Какую злую шутку играет с нами жизнь. Ровно 50 лет в сентябре 1943 г. вышел Указ о присвоении звания Героев Советского Союза пятерым организаторам подпольной комсомольской организации «Молодая гвардия» посмертно в г. Краснодоне, а тридцать ее членов награждены различными орденами и медалями. И одним из ярких дел молодогвардейцев было водружение Красного флага на здании усиленно охраняемой фашистской комендатуры.
Представьте, подавленный беспределом оккупантов народ утром видит не фашистское полотнище со свастикой, а наше — красное с серпом и молотом — это надежда!
Какой переполох был в стане врага. С неимоверной поспешностью они его снимали, со злостью рвали, втаптывая клочья в грязь.

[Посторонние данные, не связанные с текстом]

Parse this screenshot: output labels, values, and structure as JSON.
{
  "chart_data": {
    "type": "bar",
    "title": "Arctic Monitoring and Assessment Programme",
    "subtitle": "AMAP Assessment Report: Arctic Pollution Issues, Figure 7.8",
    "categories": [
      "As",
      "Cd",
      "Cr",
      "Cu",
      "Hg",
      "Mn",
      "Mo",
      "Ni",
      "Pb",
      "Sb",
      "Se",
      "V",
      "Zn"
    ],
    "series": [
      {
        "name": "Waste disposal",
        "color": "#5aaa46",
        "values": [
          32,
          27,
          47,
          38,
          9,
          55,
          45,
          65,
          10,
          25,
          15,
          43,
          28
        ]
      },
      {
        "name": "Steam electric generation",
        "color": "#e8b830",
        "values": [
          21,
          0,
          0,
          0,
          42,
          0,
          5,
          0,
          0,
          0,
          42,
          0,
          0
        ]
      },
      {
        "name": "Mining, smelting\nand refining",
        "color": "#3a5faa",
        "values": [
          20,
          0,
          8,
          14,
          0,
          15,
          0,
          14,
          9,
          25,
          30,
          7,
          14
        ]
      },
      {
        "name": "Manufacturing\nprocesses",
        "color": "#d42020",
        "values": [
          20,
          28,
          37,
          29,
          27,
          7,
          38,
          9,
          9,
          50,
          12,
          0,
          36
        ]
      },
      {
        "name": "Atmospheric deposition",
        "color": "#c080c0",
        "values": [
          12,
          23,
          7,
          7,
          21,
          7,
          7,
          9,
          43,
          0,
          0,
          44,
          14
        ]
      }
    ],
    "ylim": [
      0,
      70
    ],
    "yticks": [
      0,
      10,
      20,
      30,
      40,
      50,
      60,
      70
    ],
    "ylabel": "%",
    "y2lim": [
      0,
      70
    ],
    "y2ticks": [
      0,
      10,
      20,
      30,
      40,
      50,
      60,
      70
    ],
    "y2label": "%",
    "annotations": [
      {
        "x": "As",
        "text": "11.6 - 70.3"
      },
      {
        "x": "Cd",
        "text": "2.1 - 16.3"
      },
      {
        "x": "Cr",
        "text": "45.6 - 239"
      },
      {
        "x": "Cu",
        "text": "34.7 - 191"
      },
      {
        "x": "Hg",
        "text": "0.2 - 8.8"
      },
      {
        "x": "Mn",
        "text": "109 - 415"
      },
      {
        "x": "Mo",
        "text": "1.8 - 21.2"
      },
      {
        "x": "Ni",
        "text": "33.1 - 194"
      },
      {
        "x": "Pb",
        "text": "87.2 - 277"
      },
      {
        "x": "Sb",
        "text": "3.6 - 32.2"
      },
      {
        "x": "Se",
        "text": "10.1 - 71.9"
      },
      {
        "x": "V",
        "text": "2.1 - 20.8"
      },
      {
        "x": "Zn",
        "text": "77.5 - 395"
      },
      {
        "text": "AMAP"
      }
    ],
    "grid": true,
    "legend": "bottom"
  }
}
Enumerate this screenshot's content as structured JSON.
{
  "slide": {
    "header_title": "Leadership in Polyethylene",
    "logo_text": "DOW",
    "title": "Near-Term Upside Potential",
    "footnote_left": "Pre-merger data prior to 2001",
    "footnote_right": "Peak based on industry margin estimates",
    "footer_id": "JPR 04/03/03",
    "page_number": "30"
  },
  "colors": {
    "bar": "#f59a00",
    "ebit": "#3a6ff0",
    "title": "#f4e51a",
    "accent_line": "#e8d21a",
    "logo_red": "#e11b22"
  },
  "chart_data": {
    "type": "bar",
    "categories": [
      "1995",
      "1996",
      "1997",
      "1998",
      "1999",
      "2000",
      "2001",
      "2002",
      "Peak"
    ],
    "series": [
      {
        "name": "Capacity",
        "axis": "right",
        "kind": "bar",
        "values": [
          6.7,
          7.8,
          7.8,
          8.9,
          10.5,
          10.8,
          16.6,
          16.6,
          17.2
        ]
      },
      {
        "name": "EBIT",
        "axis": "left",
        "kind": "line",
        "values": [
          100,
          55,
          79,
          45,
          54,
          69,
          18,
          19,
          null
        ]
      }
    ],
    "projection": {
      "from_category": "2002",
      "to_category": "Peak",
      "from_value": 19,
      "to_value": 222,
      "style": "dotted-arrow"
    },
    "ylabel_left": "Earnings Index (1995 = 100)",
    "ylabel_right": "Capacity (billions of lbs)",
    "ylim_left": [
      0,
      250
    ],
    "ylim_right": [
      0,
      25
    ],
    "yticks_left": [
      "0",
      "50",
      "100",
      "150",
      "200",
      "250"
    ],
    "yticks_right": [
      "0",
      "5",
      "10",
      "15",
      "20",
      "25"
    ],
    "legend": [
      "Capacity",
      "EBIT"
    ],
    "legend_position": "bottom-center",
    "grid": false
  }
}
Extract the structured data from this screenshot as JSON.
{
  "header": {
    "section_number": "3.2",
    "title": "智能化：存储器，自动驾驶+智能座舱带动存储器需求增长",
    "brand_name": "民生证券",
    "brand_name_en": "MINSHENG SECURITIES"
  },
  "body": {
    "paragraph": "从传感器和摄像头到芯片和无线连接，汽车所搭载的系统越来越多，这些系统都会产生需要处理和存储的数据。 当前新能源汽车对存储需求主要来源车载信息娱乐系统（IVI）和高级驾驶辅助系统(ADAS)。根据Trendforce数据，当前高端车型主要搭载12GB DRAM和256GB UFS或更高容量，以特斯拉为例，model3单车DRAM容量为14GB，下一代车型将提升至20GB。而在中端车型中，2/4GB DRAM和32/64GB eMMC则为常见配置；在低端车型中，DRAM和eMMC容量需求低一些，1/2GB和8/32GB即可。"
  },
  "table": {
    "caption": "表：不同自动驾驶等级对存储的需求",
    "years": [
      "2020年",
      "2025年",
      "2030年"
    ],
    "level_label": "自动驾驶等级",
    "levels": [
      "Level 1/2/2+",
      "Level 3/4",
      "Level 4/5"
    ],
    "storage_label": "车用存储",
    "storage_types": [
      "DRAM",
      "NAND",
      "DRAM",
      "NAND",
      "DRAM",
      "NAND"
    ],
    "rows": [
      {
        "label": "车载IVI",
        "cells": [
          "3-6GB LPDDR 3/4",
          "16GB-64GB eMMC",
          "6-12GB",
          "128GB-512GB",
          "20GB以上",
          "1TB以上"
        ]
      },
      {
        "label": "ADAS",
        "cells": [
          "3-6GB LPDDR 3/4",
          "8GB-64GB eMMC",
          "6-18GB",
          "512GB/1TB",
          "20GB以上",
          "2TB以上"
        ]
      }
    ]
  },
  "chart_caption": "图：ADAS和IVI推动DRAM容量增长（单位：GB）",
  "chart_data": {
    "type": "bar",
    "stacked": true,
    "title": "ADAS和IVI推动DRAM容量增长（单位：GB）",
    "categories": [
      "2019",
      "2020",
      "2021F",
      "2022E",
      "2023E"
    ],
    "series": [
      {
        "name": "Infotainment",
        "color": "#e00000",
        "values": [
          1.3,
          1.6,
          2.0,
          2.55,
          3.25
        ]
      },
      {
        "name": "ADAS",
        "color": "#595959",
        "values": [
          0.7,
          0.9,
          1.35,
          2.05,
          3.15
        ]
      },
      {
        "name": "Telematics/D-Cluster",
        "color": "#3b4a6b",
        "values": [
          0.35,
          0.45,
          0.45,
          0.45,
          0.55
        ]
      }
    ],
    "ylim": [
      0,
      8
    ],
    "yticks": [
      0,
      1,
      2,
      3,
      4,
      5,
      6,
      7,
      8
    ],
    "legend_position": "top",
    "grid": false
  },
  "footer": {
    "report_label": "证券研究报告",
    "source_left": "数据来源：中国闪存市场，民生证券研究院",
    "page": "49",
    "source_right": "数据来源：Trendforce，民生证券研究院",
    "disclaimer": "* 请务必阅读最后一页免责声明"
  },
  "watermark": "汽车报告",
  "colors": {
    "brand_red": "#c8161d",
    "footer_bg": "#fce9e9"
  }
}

Ничто кроме совести и любви к Родине не заставляло ребят ежеминутно рисковать жизнью.
Они так же любили, как жеребенок взбрыкивать и тянуться к матери, как пара необъезженных саврасых мчаться наперегонки по цветущему лугу, кусая гривы. Но они оставили глубокий санный след. Молодежь всего мира восхищалась и подражала высокой нравственности их подвига.
И в бронзе их лица как бы говорят: «Мы так прекрасны, что нас нельзя не полюбить».
А теперь расстреливают этот же флаг свои доморощенные фашисты, а вместе с ним москвичей и гостей столицы, свидетелей происходящего, открыв автоматный огонь с крыш домов, окружающих здание Верховного Совета.
Все кинулись в разбег, оставляя раненых и убитых, но пока могли видеть, оглядывались и прощались. А он говорил, полыхая последней полоской: «Погибаю, но не сдаюсь!».
Красный флаг призывал на борьбу с несправедливостью и с особо опасным симптомом болезни власти под названием — произвол.
В самый тяжелый момент битвы с фашистами за Москву под Красным знаменем шли такие же рабочие, студенты, профессора, врачи и учителя по баррикадным улицам, готовясь к смертельной схватке в уличных боях. Под этим Знаменем они выстояли перед стальными чудовищами немцев, а перед изменниками, переменившими одежды на властителей капитала, перевертышами, стрелявшими в спину из всех видов оружия выстоять не смогли.
И вдруг в минутном затишье между канонадой танковых орудий разлился гул колокола. Может кто нечаянно или от страха опустил веревку колокольного языка, может попала шальная пуля. Бежавший со всеми вместе служитель церкви бухнулся с ходу на колени и, крестясь, шепчет: «Это знамение большой беды для матушки-России».